Heaven Will Be Mine and choice in games

I beat my first game of 2022, and it’s a good one.

There’s a lot I could praise in Heaven Will Be Mine. The music, the art, the writing, the UI. All of it is very, very good. But the thing that impressed me most about the game was how well it managed player choices.

At the start of the game, the player chooses one of three pilots to follow, but from there the story can still reach any of their factions’ respective endings. What ultimately decides the outcome of a playthrough is in each chapter/day of the story, the player choosing which direction the pilot’s actions will take. This isn’t unique on a purely mechanical level. It’s pretty common these days to put stock in player choices, and to let there be multiple endings to stories. But no other game I’ve played has done it so well.

It’s incredibly difficult to write a story and characters in such a way that they are both good and also malleable enough for the player to control their actions. Think about your Fallouts and your Skyrims and all those sorts of games, and ask yourself what kind of person the player character is? What do they like? What do they think of the world? How do they go about expressing themselves? In the end there’s no right answer here. It’s however you play them. And that’s perfectly fine for the kind of game that they are, but when the main character can’t be given any kind of their own personality, it massively undercuts the dev’s ability to create a compelling story. So then how do you balance this? How does the player have choice and agency within a deep and compelling story?

Honestly, for a long time I didn’t think it was possible. I’ve complained about there being too much emphasis placed on player choice in games for quite a while. And I’ve seen games try (and fail) to have both. I remember playing Assassin’s Creed Odyssey and being frustrated by the way they seemingly let you play Kassandra as a self insert 90% of the time, but would then decide on various outcomes the other 10%. For instance, the pretty well publicized controversy behind letting you play her as a lesbian, but the game deciding that narratively she has to have a kid with a man. (Also, ok, I don’t usually go for this kind of game to begin with, but listen, as far as self inserts go, a buff lesbian was a pretty compelling one).

But, for all of this, I think I was wrong to see player choice and strong characterization as being mutually exclusive, because Heaven Will Be Mine has proven that they’re not, and that they just have to be balanced carefully.

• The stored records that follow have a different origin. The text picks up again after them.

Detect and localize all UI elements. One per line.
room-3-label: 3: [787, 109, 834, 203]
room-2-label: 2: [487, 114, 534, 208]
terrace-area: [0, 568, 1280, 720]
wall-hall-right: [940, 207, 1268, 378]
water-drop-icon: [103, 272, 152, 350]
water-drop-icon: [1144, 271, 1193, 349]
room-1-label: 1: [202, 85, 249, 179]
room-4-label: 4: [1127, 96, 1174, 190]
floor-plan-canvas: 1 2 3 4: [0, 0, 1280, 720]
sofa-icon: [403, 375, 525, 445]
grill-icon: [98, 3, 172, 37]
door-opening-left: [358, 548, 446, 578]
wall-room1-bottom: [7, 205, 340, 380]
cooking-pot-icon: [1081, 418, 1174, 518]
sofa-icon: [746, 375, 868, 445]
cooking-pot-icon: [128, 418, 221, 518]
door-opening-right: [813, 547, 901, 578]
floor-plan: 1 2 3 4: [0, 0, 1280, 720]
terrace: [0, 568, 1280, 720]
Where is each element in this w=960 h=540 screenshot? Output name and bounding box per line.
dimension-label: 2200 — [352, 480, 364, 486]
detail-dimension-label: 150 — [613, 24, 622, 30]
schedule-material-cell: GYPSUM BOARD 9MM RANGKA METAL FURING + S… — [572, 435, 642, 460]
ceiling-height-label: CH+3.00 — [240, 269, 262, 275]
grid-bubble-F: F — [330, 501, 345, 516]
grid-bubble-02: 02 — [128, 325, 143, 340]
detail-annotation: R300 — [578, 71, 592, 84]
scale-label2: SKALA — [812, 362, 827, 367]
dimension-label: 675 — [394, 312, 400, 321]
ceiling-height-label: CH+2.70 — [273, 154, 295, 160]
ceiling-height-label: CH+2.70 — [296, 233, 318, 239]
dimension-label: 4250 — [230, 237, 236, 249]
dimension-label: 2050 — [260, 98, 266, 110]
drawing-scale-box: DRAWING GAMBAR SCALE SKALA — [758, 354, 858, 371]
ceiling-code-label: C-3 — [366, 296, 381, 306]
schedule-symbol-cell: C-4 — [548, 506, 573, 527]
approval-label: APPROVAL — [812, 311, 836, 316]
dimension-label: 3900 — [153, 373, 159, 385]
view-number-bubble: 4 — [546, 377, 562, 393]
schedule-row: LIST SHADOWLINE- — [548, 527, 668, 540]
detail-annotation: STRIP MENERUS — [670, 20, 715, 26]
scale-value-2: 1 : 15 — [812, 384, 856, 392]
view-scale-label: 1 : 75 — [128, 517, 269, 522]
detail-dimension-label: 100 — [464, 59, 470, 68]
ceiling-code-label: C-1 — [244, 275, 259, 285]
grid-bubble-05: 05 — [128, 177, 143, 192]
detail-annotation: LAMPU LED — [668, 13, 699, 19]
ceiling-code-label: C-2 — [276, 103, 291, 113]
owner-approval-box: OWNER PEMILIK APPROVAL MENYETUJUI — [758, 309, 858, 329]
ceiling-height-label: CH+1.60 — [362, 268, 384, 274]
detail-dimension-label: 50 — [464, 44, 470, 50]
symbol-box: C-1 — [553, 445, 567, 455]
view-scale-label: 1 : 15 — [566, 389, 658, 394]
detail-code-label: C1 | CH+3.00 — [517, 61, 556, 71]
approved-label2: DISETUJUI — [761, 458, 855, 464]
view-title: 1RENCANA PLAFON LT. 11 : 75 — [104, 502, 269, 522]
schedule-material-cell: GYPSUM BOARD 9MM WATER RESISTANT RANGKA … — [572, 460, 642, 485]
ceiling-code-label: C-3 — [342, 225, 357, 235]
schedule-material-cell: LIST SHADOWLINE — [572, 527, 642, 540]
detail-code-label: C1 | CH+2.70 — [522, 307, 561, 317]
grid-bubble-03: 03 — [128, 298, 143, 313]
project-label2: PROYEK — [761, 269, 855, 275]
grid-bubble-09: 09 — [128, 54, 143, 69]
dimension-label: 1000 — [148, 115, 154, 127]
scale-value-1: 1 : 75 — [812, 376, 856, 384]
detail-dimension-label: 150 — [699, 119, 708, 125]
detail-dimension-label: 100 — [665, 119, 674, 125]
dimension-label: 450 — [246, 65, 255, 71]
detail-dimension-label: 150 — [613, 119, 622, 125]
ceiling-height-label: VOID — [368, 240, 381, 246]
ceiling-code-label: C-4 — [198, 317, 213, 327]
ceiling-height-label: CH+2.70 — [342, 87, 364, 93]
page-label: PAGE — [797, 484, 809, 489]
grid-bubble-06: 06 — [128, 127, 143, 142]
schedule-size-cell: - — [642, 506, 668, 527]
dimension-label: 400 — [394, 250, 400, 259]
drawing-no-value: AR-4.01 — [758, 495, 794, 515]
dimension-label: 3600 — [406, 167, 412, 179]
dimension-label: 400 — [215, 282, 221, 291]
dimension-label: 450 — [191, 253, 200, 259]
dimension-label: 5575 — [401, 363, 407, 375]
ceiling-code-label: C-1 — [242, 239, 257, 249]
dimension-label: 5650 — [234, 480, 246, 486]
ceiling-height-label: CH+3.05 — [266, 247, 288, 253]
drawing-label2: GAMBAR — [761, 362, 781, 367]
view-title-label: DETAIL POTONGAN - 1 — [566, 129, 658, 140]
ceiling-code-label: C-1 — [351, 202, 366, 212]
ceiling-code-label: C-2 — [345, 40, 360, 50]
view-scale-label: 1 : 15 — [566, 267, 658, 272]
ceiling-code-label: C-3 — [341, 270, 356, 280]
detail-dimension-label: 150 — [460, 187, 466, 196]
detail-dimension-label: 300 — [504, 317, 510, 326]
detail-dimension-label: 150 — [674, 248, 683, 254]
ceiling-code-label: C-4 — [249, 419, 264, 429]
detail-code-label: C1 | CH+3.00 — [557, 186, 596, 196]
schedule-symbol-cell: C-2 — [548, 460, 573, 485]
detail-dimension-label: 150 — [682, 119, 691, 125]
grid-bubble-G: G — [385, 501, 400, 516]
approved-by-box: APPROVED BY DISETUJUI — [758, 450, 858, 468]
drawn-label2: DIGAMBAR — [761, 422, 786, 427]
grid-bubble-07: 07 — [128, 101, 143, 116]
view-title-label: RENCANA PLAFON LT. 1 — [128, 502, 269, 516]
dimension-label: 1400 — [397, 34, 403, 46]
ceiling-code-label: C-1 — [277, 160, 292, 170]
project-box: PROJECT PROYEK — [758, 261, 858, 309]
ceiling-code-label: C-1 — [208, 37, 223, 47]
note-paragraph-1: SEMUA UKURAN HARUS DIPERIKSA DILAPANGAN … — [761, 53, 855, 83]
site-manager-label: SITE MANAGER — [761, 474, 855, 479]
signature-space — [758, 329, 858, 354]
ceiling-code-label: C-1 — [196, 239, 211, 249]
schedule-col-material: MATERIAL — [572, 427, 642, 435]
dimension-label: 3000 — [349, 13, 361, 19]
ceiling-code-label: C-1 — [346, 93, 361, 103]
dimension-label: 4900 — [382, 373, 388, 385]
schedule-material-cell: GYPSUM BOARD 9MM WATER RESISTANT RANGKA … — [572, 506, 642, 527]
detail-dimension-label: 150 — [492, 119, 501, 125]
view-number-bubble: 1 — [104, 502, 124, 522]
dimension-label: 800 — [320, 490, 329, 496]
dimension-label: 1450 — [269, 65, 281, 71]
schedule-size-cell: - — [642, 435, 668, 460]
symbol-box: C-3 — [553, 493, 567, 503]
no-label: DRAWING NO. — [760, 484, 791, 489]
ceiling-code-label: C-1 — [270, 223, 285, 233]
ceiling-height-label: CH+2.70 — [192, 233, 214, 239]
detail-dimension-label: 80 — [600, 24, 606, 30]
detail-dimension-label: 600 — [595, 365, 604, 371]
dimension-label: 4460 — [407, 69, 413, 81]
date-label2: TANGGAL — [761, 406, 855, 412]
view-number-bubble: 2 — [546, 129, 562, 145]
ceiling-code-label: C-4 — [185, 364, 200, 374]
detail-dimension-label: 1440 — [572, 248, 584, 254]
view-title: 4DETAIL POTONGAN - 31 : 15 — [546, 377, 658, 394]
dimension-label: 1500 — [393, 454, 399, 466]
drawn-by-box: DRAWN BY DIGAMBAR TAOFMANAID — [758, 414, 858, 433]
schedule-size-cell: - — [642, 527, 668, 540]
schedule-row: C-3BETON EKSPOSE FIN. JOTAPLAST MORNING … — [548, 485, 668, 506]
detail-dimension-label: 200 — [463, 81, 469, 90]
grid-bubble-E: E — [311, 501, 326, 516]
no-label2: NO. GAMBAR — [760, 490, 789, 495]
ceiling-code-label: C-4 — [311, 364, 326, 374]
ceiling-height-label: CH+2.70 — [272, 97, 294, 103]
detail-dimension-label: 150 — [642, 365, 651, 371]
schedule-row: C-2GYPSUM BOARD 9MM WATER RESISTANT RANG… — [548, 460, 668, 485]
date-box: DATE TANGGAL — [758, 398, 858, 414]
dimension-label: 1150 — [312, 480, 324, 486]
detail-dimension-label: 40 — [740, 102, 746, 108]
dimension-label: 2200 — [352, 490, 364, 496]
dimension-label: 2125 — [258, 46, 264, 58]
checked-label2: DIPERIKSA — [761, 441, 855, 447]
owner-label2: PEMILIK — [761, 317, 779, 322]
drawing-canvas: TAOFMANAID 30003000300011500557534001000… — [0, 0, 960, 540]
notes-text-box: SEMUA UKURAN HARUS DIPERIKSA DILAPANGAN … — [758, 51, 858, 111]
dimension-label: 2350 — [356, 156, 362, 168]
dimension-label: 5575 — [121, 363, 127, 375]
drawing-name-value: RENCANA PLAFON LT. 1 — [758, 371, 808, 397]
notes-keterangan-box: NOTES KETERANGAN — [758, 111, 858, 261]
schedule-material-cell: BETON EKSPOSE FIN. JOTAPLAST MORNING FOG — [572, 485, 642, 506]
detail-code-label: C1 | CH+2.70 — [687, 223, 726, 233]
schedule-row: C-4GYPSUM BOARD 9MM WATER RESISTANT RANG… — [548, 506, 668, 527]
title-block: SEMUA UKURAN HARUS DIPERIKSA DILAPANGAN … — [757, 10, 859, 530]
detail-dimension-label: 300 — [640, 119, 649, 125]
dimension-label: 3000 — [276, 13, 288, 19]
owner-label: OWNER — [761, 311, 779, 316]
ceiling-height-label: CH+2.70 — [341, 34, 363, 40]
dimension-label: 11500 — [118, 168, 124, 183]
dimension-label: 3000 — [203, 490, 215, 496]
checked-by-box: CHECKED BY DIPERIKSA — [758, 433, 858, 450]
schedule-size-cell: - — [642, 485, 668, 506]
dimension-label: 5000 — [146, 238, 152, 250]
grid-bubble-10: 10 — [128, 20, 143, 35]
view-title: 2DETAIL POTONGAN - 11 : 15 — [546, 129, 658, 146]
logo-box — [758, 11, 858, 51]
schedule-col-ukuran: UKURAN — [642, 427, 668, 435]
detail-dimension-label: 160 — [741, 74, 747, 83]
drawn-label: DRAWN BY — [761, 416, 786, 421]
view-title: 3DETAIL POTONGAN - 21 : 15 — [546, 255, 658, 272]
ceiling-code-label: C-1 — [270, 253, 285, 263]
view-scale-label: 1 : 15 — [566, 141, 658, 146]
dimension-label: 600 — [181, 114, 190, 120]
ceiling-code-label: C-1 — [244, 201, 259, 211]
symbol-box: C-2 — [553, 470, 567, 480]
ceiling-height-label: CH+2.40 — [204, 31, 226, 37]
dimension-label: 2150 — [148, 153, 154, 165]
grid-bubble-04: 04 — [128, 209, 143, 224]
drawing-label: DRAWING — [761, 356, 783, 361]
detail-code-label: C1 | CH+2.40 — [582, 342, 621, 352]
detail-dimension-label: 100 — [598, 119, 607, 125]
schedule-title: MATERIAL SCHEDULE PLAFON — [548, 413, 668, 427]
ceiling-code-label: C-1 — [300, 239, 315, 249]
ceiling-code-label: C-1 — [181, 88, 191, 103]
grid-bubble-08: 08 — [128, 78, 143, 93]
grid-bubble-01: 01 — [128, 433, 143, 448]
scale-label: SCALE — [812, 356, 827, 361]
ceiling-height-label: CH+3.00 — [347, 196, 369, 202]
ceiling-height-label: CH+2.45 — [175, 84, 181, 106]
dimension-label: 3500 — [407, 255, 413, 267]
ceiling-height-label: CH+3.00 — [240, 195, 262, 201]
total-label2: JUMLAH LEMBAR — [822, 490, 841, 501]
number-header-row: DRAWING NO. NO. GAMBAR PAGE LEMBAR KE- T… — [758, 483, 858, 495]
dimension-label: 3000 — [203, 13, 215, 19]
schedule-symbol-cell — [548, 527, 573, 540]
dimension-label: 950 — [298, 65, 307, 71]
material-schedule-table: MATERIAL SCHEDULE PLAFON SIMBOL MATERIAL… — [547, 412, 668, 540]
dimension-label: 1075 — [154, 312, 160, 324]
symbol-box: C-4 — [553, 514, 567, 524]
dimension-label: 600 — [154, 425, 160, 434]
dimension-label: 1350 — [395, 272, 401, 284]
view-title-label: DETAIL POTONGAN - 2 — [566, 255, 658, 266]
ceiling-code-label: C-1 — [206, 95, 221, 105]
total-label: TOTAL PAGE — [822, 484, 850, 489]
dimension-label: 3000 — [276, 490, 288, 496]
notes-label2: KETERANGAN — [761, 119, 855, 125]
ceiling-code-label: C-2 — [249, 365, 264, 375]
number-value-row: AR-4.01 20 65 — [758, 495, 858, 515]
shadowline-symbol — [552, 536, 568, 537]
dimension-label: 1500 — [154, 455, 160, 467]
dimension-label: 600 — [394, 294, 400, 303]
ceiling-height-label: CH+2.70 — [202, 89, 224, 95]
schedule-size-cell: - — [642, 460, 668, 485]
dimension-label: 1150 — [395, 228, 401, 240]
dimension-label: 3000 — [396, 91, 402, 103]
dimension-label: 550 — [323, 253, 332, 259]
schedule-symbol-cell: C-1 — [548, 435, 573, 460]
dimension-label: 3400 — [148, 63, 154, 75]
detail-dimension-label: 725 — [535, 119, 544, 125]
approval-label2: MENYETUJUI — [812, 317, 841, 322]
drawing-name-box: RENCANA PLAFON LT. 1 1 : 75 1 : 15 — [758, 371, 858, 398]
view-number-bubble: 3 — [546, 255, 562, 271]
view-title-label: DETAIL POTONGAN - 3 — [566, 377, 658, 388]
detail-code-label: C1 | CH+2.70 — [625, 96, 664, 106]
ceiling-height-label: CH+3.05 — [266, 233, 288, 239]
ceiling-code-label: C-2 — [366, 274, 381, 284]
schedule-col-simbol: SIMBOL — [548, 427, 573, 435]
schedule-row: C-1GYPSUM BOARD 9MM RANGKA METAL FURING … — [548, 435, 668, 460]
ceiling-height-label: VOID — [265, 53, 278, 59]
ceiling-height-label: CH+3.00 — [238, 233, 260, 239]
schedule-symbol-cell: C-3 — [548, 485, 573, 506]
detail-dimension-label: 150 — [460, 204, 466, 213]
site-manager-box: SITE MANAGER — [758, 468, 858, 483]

In HWBM, even though you choose the outcome of each interaction, the characters are still given enough space in which to act as their own people. You can alter their trajectory, guiding their orbit, but not reverse it entirely. No matter the outcome, each action they take fits their characterization perfectly, to the point where it’s not hard to forget that these are choices that you made from the start, but the fact that you had a hand in it draws you into the story beautifully. And each outcome is still meaningfully different, each ending memorable and distinct (and if you enjoy one, I would encourage you to seek out and experience the others). And it does all this so well that I’m left reconsidering my thoughts on player choice in games entirely. Yes, HWBM is a visual novel, so applying it to other types of games would bring about other sorts of challenges. But for the first time in ages I’m actually interested in games exploring this, and want to seek out other games that do it well. If you have any suggestions, I’d be happy to hear them.